With their investments turning sour, investors should come up with “creative ways to handle defaulted loans to draw a path to recovery," US commercial real estate investment firm BridgeRock Capital’s founder and managing director Jin Kim said.

“Korean institutional investors have been a major, active player in the US commercial real estate market over the last decade. With billions of dollars invested in both loans and equity,” he said during an interview with The Korea Herald at the New York-based firm’s newly launched Korean unit in Yeouido, western Seoul, on Tuesday.

The pandemic spawned tenants with unpaid rent, causing many building owners to default on their interest payments on loans because they were not able to refinance those loans due to lower property values and higher interest rates with the existing cash flows.

“Unfortunately, what were once the strongest parts of the commercial real estate market— Class A buildings in major metropolitan areas, have been the hardest hit. What was once thought to be the safest of investments, Class A offices with credit tenants, are struggling most,” he said.

New York City's vacancy rate has increased to over 20 percent, driven by companies' adoption of remote working policy, propelling an overall reduction in rents.

Consequently, Korean lenders have faced a mountain of defaults on their loan investments.

“In many cases, Korean lenders have also invested in mezzanine loans which are junior to senior mortgages.
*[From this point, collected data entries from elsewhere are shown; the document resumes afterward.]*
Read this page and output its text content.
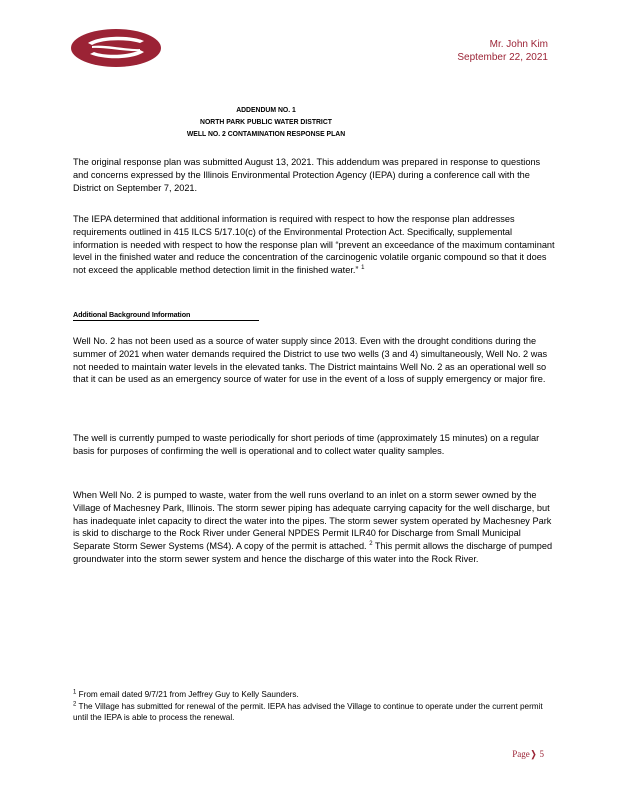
Mr. John Kim
September 22, 2021
ADDENDUM NO. 1
NORTH PARK PUBLIC WATER DISTRICT
WELL NO. 2 CONTAMINATION RESPONSE PLAN
The original response plan was submitted August 13, 2021. This addendum was prepared in response to questions and concerns expressed by the Illinois Environmental Protection Agency (IEPA) during a conference call with the District on September 7, 2021.
The IEPA determined that additional information is required with respect to how the response plan addresses requirements outlined in 415 ILCS 5/17.10(c) of the Environmental Protection Act. Specifically, supplemental information is needed with respect to how the response plan will “prevent an exceedance of the maximum contaminant level in the finished water and reduce the concentration of the carcinogenic volatile organic compound so that it does not exceed the applicable method detection limit in the finished water.” $^1$
Additional Background Information
Well No. 2 has not been used as a source of water supply since 2013. Even with the drought conditions during the summer of 2021 when water demands required the District to use two wells (3 and 4) simultaneously, Well No. 2 was not needed to maintain water levels in the elevated tanks. The District maintains Well No. 2 as an operational well so that it can be used as an emergency source of water for use in the event of a loss of supply emergency or major fire.
The well is currently pumped to waste periodically for short periods of time (approximately 15 minutes) on a regular basis for purposes of confirming the well is operational and to collect water quality samples.
When Well No. 2 is pumped to waste, water from the well runs overland to an inlet on a storm sewer owned by the Village of Machesney Park, Illinois. The storm sewer piping has adequate carrying capacity for the well discharge, but has inadequate inlet capacity to direct the water into the pipes. The storm sewer system operated by Machesney Park is skid to discharge to the Rock River under General NPDES Permit ILR40 for Discharge from Small Municipal Separate Storm Sewer Systems (MS4). A copy of the permit is attached. $^2$ This permit allows the discharge of pumped groundwater into the storm sewer system and hence the discharge of this water into the Rock River.
$^1$ From email dated 9/7/21 from Jeffrey Guy to Kelly Saunders.
$^2$ The Village has submitted for renewal of the permit. IEPA has advised the Village to continue to operate under the current permit until the IEPA is able to process the renewal.
Page❭ 5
This puts additional pressure, as mezzanine lenders face pressure from both the borrowers who may not be willing to put in additional capital into the properties when the existing loan balance exceeds the current property values and senior lenders who are threatening to foreclose out the junior lenders,” he said.

Expectations that the US Federal Reserve will lower borrowing costs soon have been rising but the negative consequences of previous rate hikes to commercial real estate will linger for a long time.
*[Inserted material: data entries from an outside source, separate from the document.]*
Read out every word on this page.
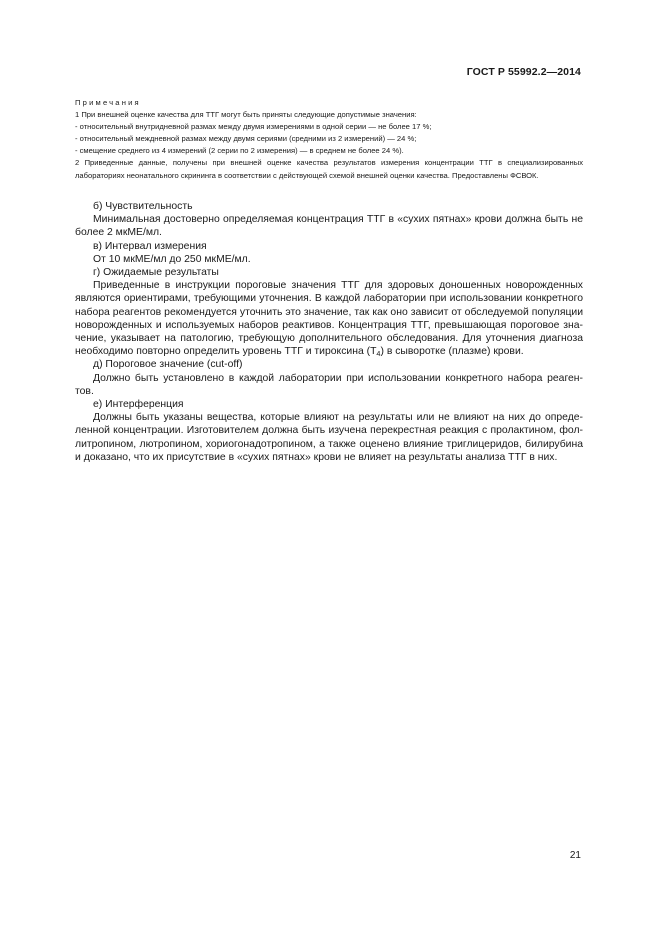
ГОСТ Р 55992.2—2014
Примечания
1 При внешней оценке качества для ТТГ могут быть приняты следующие допустимые значения:
- относительный внутридневной размах между двумя измерениями в одной серии — не более 17 %;
- относительный междневной размах между двумя сериями (средними из 2 измерений) — 24 %;
- смещение среднего из 4 измерений (2 серии по 2 измерения) — в среднем не более 24 %).
2 Приведенные данные, получены при внешней оценке качества результатов измерения концентрации ТТГ в специализированных лабораториях неонатального скрининга в соответствии с действующей схемой внешней оценки качества. Предоставлены ФСВОК.

б) Чувствительность

Минимальная достоверно определяемая концентрация ТТГ в «сухих пятнах» крови должна быть не более 2 мкМЕ/мл.

в) Интервал измерения

От 10 мкМЕ/мл до 250 мкМЕ/мл.

г) Ожидаемые результаты

Приведенные в инструкции пороговые значения ТТГ для здоровых доношенных новорожденных являются ориентирами, требующими уточнения. В каждой лаборатории при использовании конкретного набора реагентов рекомендуется уточнить это значение, так как оно зависит от обследуемой популяции новорожденных и используемых наборов реактивов. Концентрация ТТГ, превышающая пороговое зна-чение, указывает на патологию, требующую дополнительного обследования. Для уточнения диагноза необходимо повторно определить уровень ТТГ и тироксина $(T_4)$ в сыворотке (плазме) крови.

д) Пороговое значение (cut-off)

Должно быть установлено в каждой лаборатории при использовании конкретного набора реаген-тов.

е) Интерференция

Должны быть указаны вещества, которые влияют на результаты или не влияют на них до опреде-ленной концентрации. Изготовителем должна быть изучена перекрестная реакция с пролактином, фол-литропином, лютропином, хориогонадотропином, а также оценено влияние триглицеридов, билирубина и доказано, что их присутствие в «сухих пятнах» крови не влияет на результаты анализа ТТГ в них.

21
“Reduction in interest rates will take some time and it may not come fast enough for many properties currently facing loan maturities,” Kim said.

Turnaround strategy

There are three basic ways to handle defaulted loans -- foreclose and take over the property, sell the defaulted loans in the secondary market, or restructure the loan with the borrower, according to Kim, who earned a juris doctor degree from Yale University and worked as a Goldman Sachs banker before founding BridgeRock Capital in 2018.

Of the three options, BridgeRock Capital has specialized capabilities in a loan workout process, which is aimed at putting the borrower's loan payments back on track.
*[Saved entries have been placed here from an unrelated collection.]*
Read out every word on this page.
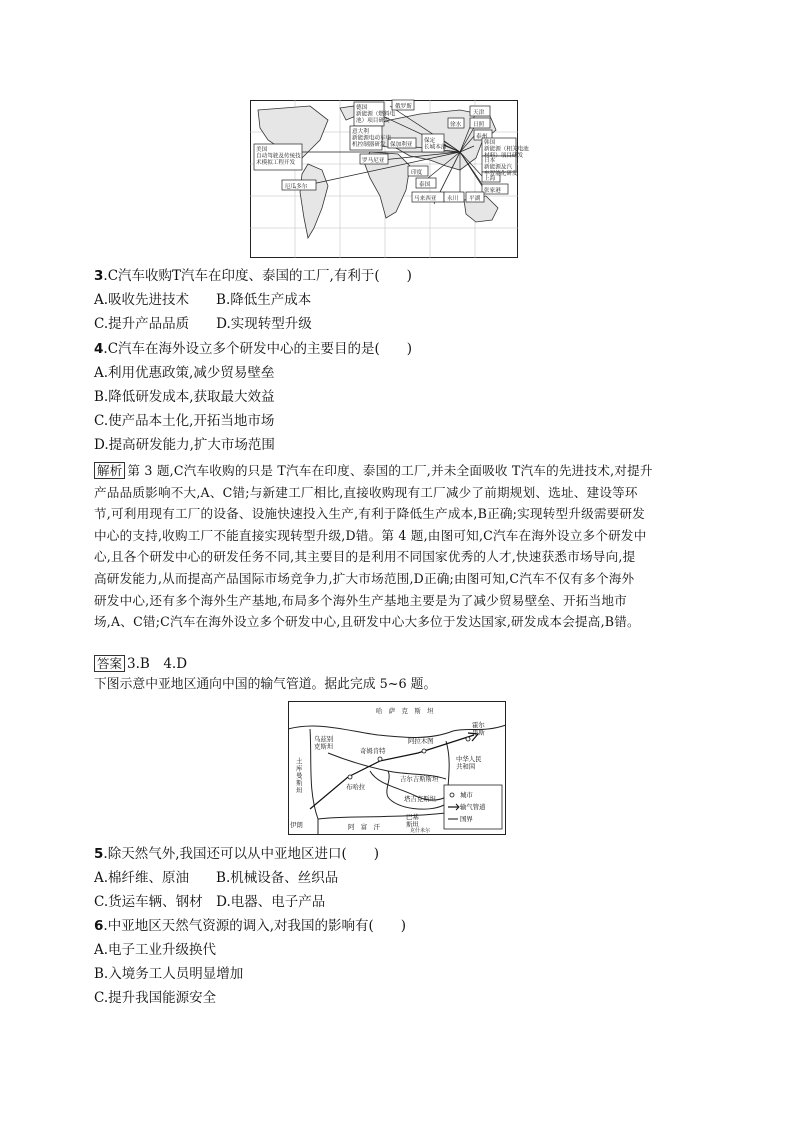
俄罗斯
德国新能源（燃料电池）项目研发
意大利新能源电动车电机控制器研发 保加利亚
罗马尼亚
美国自动驾驶及传统技术模拟工程开发
厄瓜多尔
徐水
天津
日照
泰州
保定长城本部
韩国新能源（相关电池材料）项目研发
日本新能源及汽车智能化研发
上海
张家港
印度
泰国
马来西亚 永川 平湖
3.C汽车收购T汽车在印度、泰国的工厂,有利于(　　)
A.吸收先进技术　　B.降低生产成本
C.提升产品品质　　D.实现转型升级
4.C汽车在海外设立多个研发中心的主要目的是(　　)
A.利用优惠政策,减少贸易壁垒
B.降低研发成本,获取最大效益
C.使产品本土化,开拓当地市场
D.提高研发能力,扩大市场范围
解析 第 3 题,C汽车收购的只是 T汽车在印度、泰国的工厂,并未全面吸收 T汽车的先进技术,对提升
产品品质影响不大,A、C错;与新建工厂相比,直接收购现有工厂减少了前期规划、选址、建设等环
节,可利用现有工厂的设备、设施快速投入生产,有利于降低生产成本,B正确;实现转型升级需要研发
中心的支持,收购工厂不能直接实现转型升级,D错。第 4 题,由图可知,C汽车在海外设立多个研发中
心,且各个研发中心的研发任务不同,其主要目的是利用不同国家优秀的人才,快速获悉市场导向,提
高研发能力,从而提高产品国际市场竞争力,扩大市场范围,D正确;由图可知,C汽车不仅有多个海外
研发中心,还有多个海外生产基地,布局多个海外生产基地主要是为了减少贸易壁垒、开拓当地市
场,A、C错;C汽车在海外设立多个研发中心,且研发中心大多位于发达国家,研发成本会提高,B错。
答案 3.B　4.D
下图示意中亚地区通向中国的输气管道。据此完成 5~6 题。
哈　萨　克　斯　坦
乌兹别克斯坦
奇姆肯特
阿拉木图
霍尔果斯
布哈拉
吉尔吉斯斯坦
中华人民共和国
土库曼斯坦
塔吉克斯坦
伊朗	阿　富　汗
巴基斯坦
克什米尔
城市
输气管道
国界
5.除天然气外,我国还可以从中亚地区进口(　　)
A.棉纤维、原油　　B.机械设备、丝织品
C.货运车辆、钢材　D.电器、电子产品
6.中亚地区天然气资源的调入,对我国的影响有(　　)
A.电子工业升级换代
B.入境务工人员明显增加
C.提升我国能源安全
Handling workouts is an inherently difficult process that requires intimate knowledge of the capital market, property market conditions, legal knowledge, borrower behaviors, and, in the case of Korean capital, Korean institutional behaviors.

"All this work cannot be done unless the adviser has significant experience with restructurings in the past," Kim said.

Working in the Special Assets Group at Goldman Sachs that was set up specially to handle the workout of $15 billion of legacy commercial real estate assets in the post-2008 financial crisis, Kim has personally handled the restructurings of a significant number of loans.

"Not only is it important to have done many restructurings, but most importantly, one must have experienced the outcomes years down the line of those restructurings to see what was most effective," he said. "Sometimes, even what seems like a small, innocuous provision in the loan agreement or restructuring amendment can have a profound effect on the outcome."

In November 2023, BridgeRock Capital established its Korean unit with Oh Jong-yoon taking the role of chief executive officer. Launch of the Seoul office would enable the firm to offer its services in a more expedited manner, Oh said.

Prior to joining Bridgerock Korea, Oh served as a team leader of global alternative investments at Hyundai Investments, raising a 1 trillion won worth of loan and equity funds for properties in the US and Europe. He also worked at Savills Korea, the Korean unit of the British real estate services company in charge of logistics real estate development consulting and transaction advice for domestic and foreign investors.